Politics In The Smog
It didn’t take long for the usual political finger-pointing. The Delhi government blamed stubble burning in Punjab and Haryana. Opposition leaders pointed back, calling Delhi’s own emissions and lax firecracker enforcement the real culprits.
Satellite data from NASA’s VIIRS did show more farm fires over Punjab last weekend, but experts told The Indian Express that the current haze came mostly from local pollution trapped by cold air. In short, everyone’s right and everyone’s responsible.
The Forecast, And The Fatigue
Meteorologists say a slight improvement might come later this week if wind speeds pick up. But with crop burning season still ahead, and winter inversion layers forming, the air isn’t clearing anytime soon.
Think tanks like the Centre for Policy Research have been saying it for years Delhi needs a joint regional clean-air plan, not piecemeal bans and ad-hoc responses. But between bureaucratic turf wars and political hesitation, the plan stays buried in committee files.
Breathing Becomes News
Delhi’s story has become painfully repetitive.

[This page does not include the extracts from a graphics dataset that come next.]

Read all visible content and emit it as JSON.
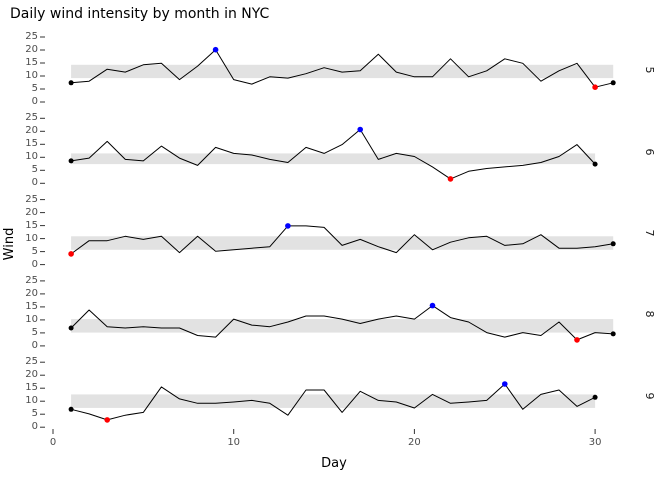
{
  "title": "Daily wind intensity by month in NYC",
  "chart_data": {
    "type": "line",
    "title": "Daily wind intensity by month in NYC",
    "xlabel": "Day",
    "ylabel": "Wind",
    "x_ticks": [
      0,
      10,
      20,
      30
    ],
    "y_ticks": [
      0,
      5,
      10,
      15,
      20,
      25
    ],
    "xlim": [
      0,
      31.5
    ],
    "ylim_per_facet": [
      0,
      25
    ],
    "grid": false,
    "legend": "none",
    "facet_label_side": "right",
    "colors": {
      "line": "#000000",
      "band": "#e2e2e2",
      "max_point": "#0000ff",
      "min_point": "#ff0000",
      "endpoint": "#000000",
      "tick_text": "#4d4d4d",
      "axis_text": "#000000",
      "strip_text": "#1a1a1a"
    },
    "facets": [
      {
        "label": "5",
        "band": [
          9.2,
          14.3
        ],
        "max_day": 9,
        "min_day": 30,
        "values": [
          7.4,
          8.0,
          12.6,
          11.5,
          14.3,
          14.9,
          8.6,
          13.8,
          20.1,
          8.6,
          6.9,
          9.7,
          9.2,
          10.9,
          13.2,
          11.5,
          12.0,
          18.4,
          11.5,
          9.7,
          9.7,
          16.6,
          9.7,
          12.0,
          16.6,
          14.9,
          8.0,
          12.0,
          14.9,
          5.7,
          7.4
        ]
      },
      {
        "label": "6",
        "band": [
          7.4,
          11.5
        ],
        "max_day": 17,
        "min_day": 22,
        "values": [
          8.6,
          9.7,
          16.1,
          9.2,
          8.6,
          14.3,
          9.7,
          6.9,
          13.8,
          11.5,
          10.9,
          9.2,
          8.0,
          13.8,
          11.5,
          14.9,
          20.7,
          9.2,
          11.5,
          10.3,
          6.3,
          1.7,
          4.6,
          5.7,
          6.3,
          6.9,
          8.0,
          10.3,
          14.9,
          7.4
        ]
      },
      {
        "label": "7",
        "band": [
          5.7,
          10.9
        ],
        "max_day": 13,
        "min_day": 1,
        "values": [
          4.1,
          9.2,
          9.2,
          10.9,
          9.7,
          10.9,
          4.6,
          10.9,
          5.1,
          5.7,
          6.3,
          6.9,
          14.9,
          14.9,
          14.3,
          7.4,
          9.7,
          6.9,
          4.6,
          11.5,
          5.7,
          8.6,
          10.3,
          10.9,
          7.4,
          8.0,
          11.5,
          6.3,
          6.3,
          6.9,
          8.0
        ]
      },
      {
        "label": "8",
        "band": [
          5.1,
          10.3
        ],
        "max_day": 21,
        "min_day": 29,
        "values": [
          6.9,
          13.8,
          7.4,
          6.9,
          7.4,
          6.9,
          6.9,
          4.0,
          3.4,
          10.3,
          8.0,
          7.4,
          9.2,
          11.5,
          11.5,
          10.3,
          8.6,
          10.3,
          11.5,
          10.3,
          15.5,
          10.9,
          9.2,
          5.1,
          3.4,
          5.1,
          4.0,
          9.2,
          2.3,
          5.1,
          4.6
        ]
      },
      {
        "label": "9",
        "band": [
          7.4,
          12.6
        ],
        "max_day": 25,
        "min_day": 3,
        "values": [
          6.9,
          5.1,
          2.8,
          4.6,
          5.7,
          15.5,
          10.9,
          9.2,
          9.2,
          9.7,
          10.3,
          9.2,
          4.6,
          14.3,
          14.3,
          5.7,
          13.8,
          10.3,
          9.7,
          7.4,
          12.6,
          9.2,
          9.7,
          10.3,
          16.6,
          6.9,
          12.6,
          14.3,
          8.0,
          11.5
        ]
      }
    ]
  }
}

The World Air Quality Report 2024 still ranks it the most polluted capital on earth, averaging 92.6 micrograms per cubic metre of PM2.5 over the year. That’s nine times the safe limit.
Inside homes, air purifiers hum through the night; outside, the streetlights glow like ghosts in the haze. People have stopped expecting change, they just wait for the wind.
The festival lights are gone now, but their smoke lingers. It always does.